In Figma's case, they decided to do something else. They decided they did not want to do horizontal sharding. Instead, what they wanted to do is partition the tables based on certain use cases.
They were trying to assess this based on two criteria.
The first was determining the impact. They wanted to make sure that the tables that they're moving off of that big monolith database into other servers were significant portions of the workload. And second, they wanted to make sure these tables are isolated. As you're doing this, one of the biggest challenges is going to be joins or any other kind of dependencies between tables.
Meaning, in this particular case, what they looked for is those two properties so that they would identify tables that are independent, yet still having a big impact. They ended up sampling
pg_stat_activity in 10 millisecond intervals to identify the CPU waits with each query and then aggregated that information by table name. They were trying to discover which queries are impacting which tables and how much of the overall load that would be, and through that understand which table has the most impact.
Understanding how isolated tables are is tricky. What they ended up doing was to add some application side telemetry. This helped them understand which logic in the application used which models together versus which ones were executed more independently.
Once they figured that out they aimed for a solution that has low downtime.
What I found interesting is that they ended up going with a combination of PgBouncer and logical replication. This is a good example of where logical replication can really shine, as it lets you move data from one server to another while staying online. You don't have to move the whole database, you can actually say: “let me pick this table or even a subset of this table in newer Postgres versions, let me logically replicate that to the other server and then do a cut over”. And so they built some tooling around that.
Ultimately, I think this is very impressive.

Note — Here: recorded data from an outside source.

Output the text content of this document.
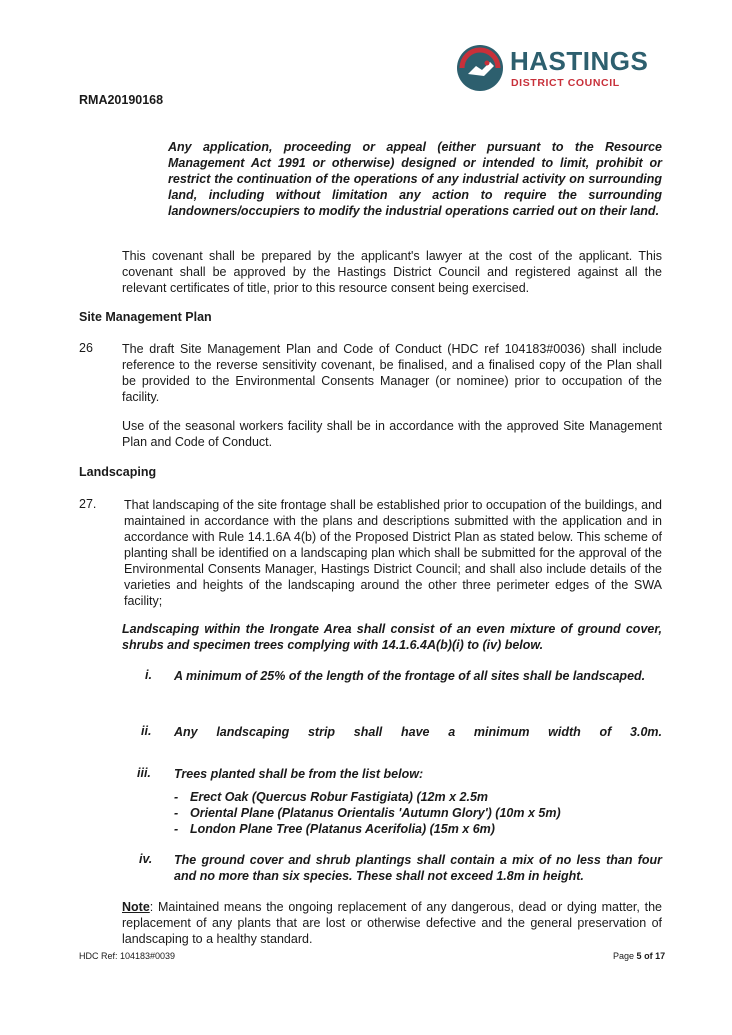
HASTINGS
DISTRICT COUNCIL
RMA20190168
Any application, proceeding or appeal (either pursuant to the Resource Management Act 1991 or otherwise) designed or intended to limit, prohibit or restrict the continuation of the operations of any industrial activity on surrounding land, including without limitation any action to require the surrounding landowners/occupiers to modify the industrial operations carried out on their land.
This covenant shall be prepared by the applicant's lawyer at the cost of the applicant. This covenant shall be approved by the Hastings District Council and registered against all the relevant certificates of title, prior to this resource consent being exercised.
Site Management Plan
26 The draft Site Management Plan and Code of Conduct (HDC ref 104183#0036) shall include reference to the reverse sensitivity covenant, be finalised, and a finalised copy of the Plan shall be provided to the Environmental Consents Manager (or nominee) prior to occupation of the facility.
Use of the seasonal workers facility shall be in accordance with the approved Site Management Plan and Code of Conduct.
Landscaping
27. That landscaping of the site frontage shall be established prior to occupation of the buildings, and maintained in accordance with the plans and descriptions submitted with the application and in accordance with Rule 14.1.6A 4(b) of the Proposed District Plan as stated below. This scheme of planting shall be identified on a landscaping plan which shall be submitted for the approval of the Environmental Consents Manager, Hastings District Council; and shall also include details of the varieties and heights of the landscaping around the other three perimeter edges of the SWA facility;
Landscaping within the Irongate Area shall consist of an even mixture of ground cover, shrubs and specimen trees complying with 14.1.6.4A(b)(i) to (iv) below.
i. A minimum of 25% of the length of the frontage of all sites shall be landscaped.
ii. Any landscaping strip shall have a minimum width of 3.0m.
iii. Trees planted shall be from the list below:
-
-
-
Erect Oak (Quercus Robur Fastigiata) (12m x 2.5m
Oriental Plane (Platanus Orientalis 'Autumn Glory') (10m x 5m)
London Plane Tree (Platanus Acerifolia) (15m x 6m)
iv. The ground cover and shrub plantings shall contain a mix of no less than four and no more than six species. These shall not exceed 1.8m in height.
Note: Maintained means the ongoing replacement of any dangerous, dead or dying matter, the replacement of any plants that are lost or otherwise defective and the general preservation of landscaping to a healthy standard.
HDC Ref: 104183#0039	Page 5 of 17
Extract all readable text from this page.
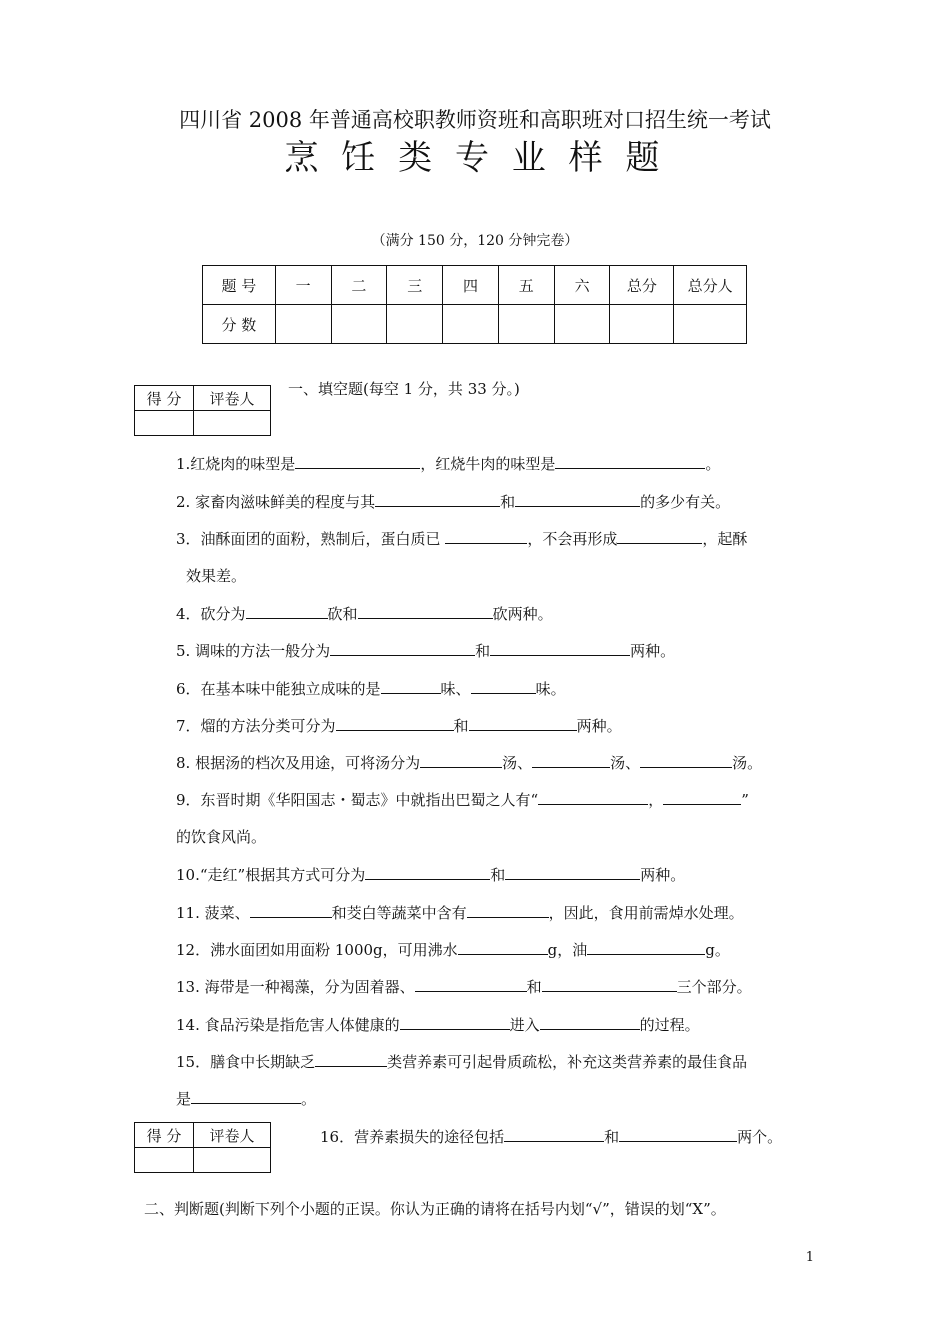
四川省 2008 年普通高校职教师资班和高职班对口招生统一考试
烹 饪 类 专 业 样 题
（满分 150 分，120 分钟完卷）
题 号	一	二	三	四	五	六	总分	总分人
分 数								
得 分	评卷人

一、填空题(每空 1 分，共 33 分。)
1.红烧肉的味型是	，红烧牛肉的味型是	。
2. 家畜肉滋味鲜美的程度与其	和	的多少有关。
3．油酥面团的面粉，熟制后，蛋白质已	，不会再形成	，起酥
效果差。
4．砍分为	砍和	砍两种。
5. 调味的方法一般分为	和	两种。
6．在基本味中能独立成味的是	味、	味。
7．熘的方法分类可分为	和	两种。
8. 根据汤的档次及用途，可将汤分为	汤、	汤、	汤。
9．东晋时期《华阳国志・蜀志》中就指出巴蜀之人有“	，	”
的饮食风尚。
10.“走红”根据其方式可分为	和	两种。
11. 菠菜、	和茭白等蔬菜中含有	，因此，食用前需焯水处理。
12．沸水面团如用面粉 1000g，可用沸水	g，油	g。
13. 海带是一种褐藻，分为固着器、	和	三个部分。
14. 食品污染是指危害人体健康的	进入	的过程。
15．膳食中长期缺乏	类营养素可引起骨质疏松，补充这类营养素的最佳食品
是	。
得 分	评卷人
		16．营养素损失的途径包括	和	两个。
二、判断题(判断下列个小题的正误。你认为正确的请将在括号内划“√”，错误的划“X”。
1
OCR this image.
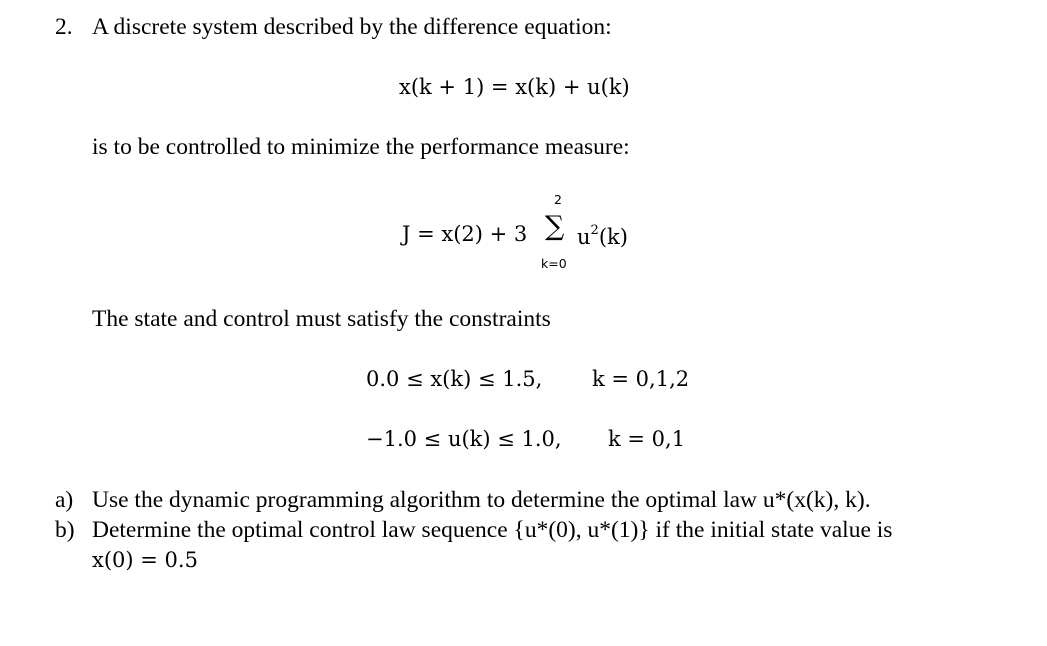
2. A discrete system described by the difference equation:
x(k + 1) = x(k) + u(k)
is to be controlled to minimize the performance measure:
J = x(2) + 3
2
∑
k=0
$u^2(k)$
The state and control must satisfy the constraints
0.0 ≤ x(k) ≤ 1.5, k = 0,1,2
−1.0 ≤ u(k) ≤ 1.0, k = 0,1
a) Use the dynamic programming algorithm to determine the optimal law u*(x(k), k).
b) Determine the optimal control law sequence {u*(0), u*(1)} if the initial state value is
x(0) = 0.5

They ended up being able to move most of these high traffic tables and split things up, and usually when they did these moves, they only saw a 30 second downtime on their availability on these tables that they were moving. 30 seconds is not zero, but for something that is essentially a bespoke tooling around a core Postgres feature such as logical replication, I think that is pretty good. And presumably if you iterated on the tooling further, you could reduce down that 30 second period.
Generally speaking, when you consider how you scale Postgres, these two choices, in the case of Figma, partitioning the data vertically on to different servers, or in the case of Notion doing horizontal sharding on the application side are two popular choices that work well. Both of them require application side changes, but I do think that they show how Postgres can scale even for the most demanding workloads.